Beijing has since inflicted trade reprisals, including crippling tariffs on Australian barley and wine while blocking coal shipments. “What we have to wait for now is how Beijing will react materially” to Payne’s move, Clive Hamilton, a Charles Sturt University professor, said on Thursday. “The Belt and Road is Beijing’s strategic tool to advance Beijing’s influence around the world.”
The bans are the first under laws passed by the national parliament in December that give the foreign minister the ability to stop new and previously signed agreements between overseas governments and Australia’s eight states and territories, and also with bodies such as local authorities and universities.
NO THAW
Payne’s announcement, which
included bans on two other deals between Victoria and the governments of Iran and Syria, came on the day a Chinese diplomat indicated there will be no immediate thaw in ties between Beijing and Canberra.
“We have done nothing
intentionally to hurt this relationship, and we have seen too many incidents over the past few years in which China’s interest has been hurt,” Wang Xining, the Chinese embassy’s deputy head of mission, told reporters in Canberra.
The BRI deals with Victoria, the nation’s second-most populous state, aimed to increase Chinese participation in new infrastructure projects.

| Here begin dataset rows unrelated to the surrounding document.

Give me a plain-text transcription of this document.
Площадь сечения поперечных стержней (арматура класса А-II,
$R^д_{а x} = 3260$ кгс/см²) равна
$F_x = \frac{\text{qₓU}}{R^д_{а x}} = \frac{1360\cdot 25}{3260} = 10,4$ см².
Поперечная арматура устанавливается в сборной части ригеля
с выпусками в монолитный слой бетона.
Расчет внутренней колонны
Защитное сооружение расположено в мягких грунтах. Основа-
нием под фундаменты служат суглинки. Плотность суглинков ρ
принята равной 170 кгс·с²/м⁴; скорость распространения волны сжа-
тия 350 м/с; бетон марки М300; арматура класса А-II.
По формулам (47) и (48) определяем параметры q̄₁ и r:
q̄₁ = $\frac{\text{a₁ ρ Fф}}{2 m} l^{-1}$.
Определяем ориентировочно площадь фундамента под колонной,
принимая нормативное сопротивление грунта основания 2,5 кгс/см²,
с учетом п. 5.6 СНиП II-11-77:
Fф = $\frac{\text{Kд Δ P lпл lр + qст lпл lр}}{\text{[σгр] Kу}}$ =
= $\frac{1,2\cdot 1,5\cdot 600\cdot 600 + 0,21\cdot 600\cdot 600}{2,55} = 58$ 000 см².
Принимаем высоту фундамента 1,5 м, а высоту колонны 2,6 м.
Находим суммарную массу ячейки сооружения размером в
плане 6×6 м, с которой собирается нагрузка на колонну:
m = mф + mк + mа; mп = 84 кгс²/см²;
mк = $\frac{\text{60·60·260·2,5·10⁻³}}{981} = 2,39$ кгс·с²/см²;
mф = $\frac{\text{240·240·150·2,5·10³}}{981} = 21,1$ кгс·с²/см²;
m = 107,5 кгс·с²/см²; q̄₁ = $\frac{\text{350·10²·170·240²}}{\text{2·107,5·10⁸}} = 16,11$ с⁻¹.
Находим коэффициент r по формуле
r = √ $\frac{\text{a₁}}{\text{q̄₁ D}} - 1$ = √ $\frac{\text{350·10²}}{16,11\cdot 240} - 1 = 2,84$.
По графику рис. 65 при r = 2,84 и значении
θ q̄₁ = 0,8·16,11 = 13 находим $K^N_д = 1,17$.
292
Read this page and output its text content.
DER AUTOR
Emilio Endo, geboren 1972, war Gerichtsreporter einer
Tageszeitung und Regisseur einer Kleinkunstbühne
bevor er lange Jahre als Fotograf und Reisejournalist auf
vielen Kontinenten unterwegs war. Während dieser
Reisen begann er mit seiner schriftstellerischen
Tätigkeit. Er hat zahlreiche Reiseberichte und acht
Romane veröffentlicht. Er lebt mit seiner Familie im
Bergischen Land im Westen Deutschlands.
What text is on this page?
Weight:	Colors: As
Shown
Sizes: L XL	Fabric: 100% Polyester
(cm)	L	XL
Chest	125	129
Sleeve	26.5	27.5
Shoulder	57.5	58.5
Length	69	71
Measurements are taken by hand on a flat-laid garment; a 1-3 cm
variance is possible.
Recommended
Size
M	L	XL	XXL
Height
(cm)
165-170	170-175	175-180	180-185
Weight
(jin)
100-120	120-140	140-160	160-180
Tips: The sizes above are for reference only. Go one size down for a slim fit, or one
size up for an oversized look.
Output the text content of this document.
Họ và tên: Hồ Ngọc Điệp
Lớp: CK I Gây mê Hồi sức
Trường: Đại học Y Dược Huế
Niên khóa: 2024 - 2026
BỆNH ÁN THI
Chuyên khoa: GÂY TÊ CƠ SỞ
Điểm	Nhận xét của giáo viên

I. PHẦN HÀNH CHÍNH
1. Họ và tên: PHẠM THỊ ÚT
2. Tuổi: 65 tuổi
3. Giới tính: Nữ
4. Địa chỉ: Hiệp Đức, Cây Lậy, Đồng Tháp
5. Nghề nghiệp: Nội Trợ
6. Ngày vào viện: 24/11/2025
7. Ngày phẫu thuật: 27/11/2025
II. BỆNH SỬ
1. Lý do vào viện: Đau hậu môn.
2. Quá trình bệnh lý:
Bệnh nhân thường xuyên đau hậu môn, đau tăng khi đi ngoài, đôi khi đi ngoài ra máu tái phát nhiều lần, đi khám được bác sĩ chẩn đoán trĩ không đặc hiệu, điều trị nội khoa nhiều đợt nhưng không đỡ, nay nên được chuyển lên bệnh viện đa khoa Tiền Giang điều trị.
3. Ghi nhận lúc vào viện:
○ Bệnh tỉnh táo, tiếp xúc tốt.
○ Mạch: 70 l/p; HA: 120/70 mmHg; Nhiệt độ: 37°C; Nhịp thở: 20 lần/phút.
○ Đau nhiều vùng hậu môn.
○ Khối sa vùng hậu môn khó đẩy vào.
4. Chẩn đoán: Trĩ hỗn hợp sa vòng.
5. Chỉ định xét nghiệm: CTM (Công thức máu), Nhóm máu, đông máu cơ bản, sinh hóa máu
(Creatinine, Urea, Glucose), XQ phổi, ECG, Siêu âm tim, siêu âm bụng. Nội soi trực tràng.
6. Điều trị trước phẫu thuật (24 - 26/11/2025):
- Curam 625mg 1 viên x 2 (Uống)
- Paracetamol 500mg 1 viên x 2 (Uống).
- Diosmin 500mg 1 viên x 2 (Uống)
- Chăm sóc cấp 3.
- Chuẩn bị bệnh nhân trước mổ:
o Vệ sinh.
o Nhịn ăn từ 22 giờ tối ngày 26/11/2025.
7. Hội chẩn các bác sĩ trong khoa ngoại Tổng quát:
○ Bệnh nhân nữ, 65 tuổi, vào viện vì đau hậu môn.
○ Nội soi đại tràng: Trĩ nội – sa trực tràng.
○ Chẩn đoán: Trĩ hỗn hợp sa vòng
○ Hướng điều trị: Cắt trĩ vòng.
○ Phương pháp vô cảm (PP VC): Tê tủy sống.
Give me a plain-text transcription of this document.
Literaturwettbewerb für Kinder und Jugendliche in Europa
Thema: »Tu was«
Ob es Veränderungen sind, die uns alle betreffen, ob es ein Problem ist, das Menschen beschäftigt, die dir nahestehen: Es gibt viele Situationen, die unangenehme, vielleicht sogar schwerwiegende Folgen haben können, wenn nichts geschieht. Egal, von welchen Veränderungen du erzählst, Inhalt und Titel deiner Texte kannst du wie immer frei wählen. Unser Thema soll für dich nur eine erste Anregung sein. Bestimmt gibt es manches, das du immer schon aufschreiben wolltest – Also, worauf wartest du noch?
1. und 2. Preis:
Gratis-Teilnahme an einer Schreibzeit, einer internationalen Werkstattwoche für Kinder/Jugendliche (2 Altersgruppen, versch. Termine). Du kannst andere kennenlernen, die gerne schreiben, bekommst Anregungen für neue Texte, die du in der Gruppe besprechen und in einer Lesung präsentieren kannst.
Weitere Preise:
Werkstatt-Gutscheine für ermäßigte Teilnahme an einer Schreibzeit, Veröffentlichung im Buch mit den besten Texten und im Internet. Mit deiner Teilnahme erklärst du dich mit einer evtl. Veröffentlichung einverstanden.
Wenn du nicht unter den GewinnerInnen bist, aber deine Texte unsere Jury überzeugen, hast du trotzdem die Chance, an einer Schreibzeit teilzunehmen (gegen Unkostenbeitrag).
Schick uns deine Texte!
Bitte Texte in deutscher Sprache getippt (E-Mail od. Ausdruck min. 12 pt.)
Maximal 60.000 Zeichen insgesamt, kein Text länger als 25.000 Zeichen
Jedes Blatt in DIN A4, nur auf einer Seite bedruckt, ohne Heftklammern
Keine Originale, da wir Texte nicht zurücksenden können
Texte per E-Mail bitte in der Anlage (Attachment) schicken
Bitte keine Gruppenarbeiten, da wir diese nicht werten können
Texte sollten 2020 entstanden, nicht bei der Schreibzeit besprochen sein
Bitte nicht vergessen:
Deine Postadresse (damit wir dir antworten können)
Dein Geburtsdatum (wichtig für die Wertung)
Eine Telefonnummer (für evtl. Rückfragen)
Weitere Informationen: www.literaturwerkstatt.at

They were signed between October 2018 and a year later.
The laws allow Prime Minister
Scott Morrison’s government to block or curtail foreign involvement in a broad range of sectors such as infrastructure, trade co-operation, tourism, cultural collaboration, science, health and education, including university research partnerships. Payne said on Wednesday she had been alerted to more than 1,000 arrangements between foreign governments and Australia’s states and territories, local governments and public universities since the laws were enacted.
The law may still allow the federal government to review and overturn memorandums of understanding between Beijing and the state governments of Western Australia, South Australia and Tasmania in sectors such as investment, science cooperation and access to the Antarctic. “I will continue to consider foreign arrangements,” Payne said. “I expect the overwhelming majority of them to remain unaffected.”
Wang Huiyao, an adviser to China’s cabinet and founder of the Centre for China and Globalisation, said Australia’s move was unwise. Victoria’s participation in the Belt and Road Initiative was a “huge benefit” for Australia. “If they abandon that, it’s going to take more time for China-Australia relations to recover,” he said.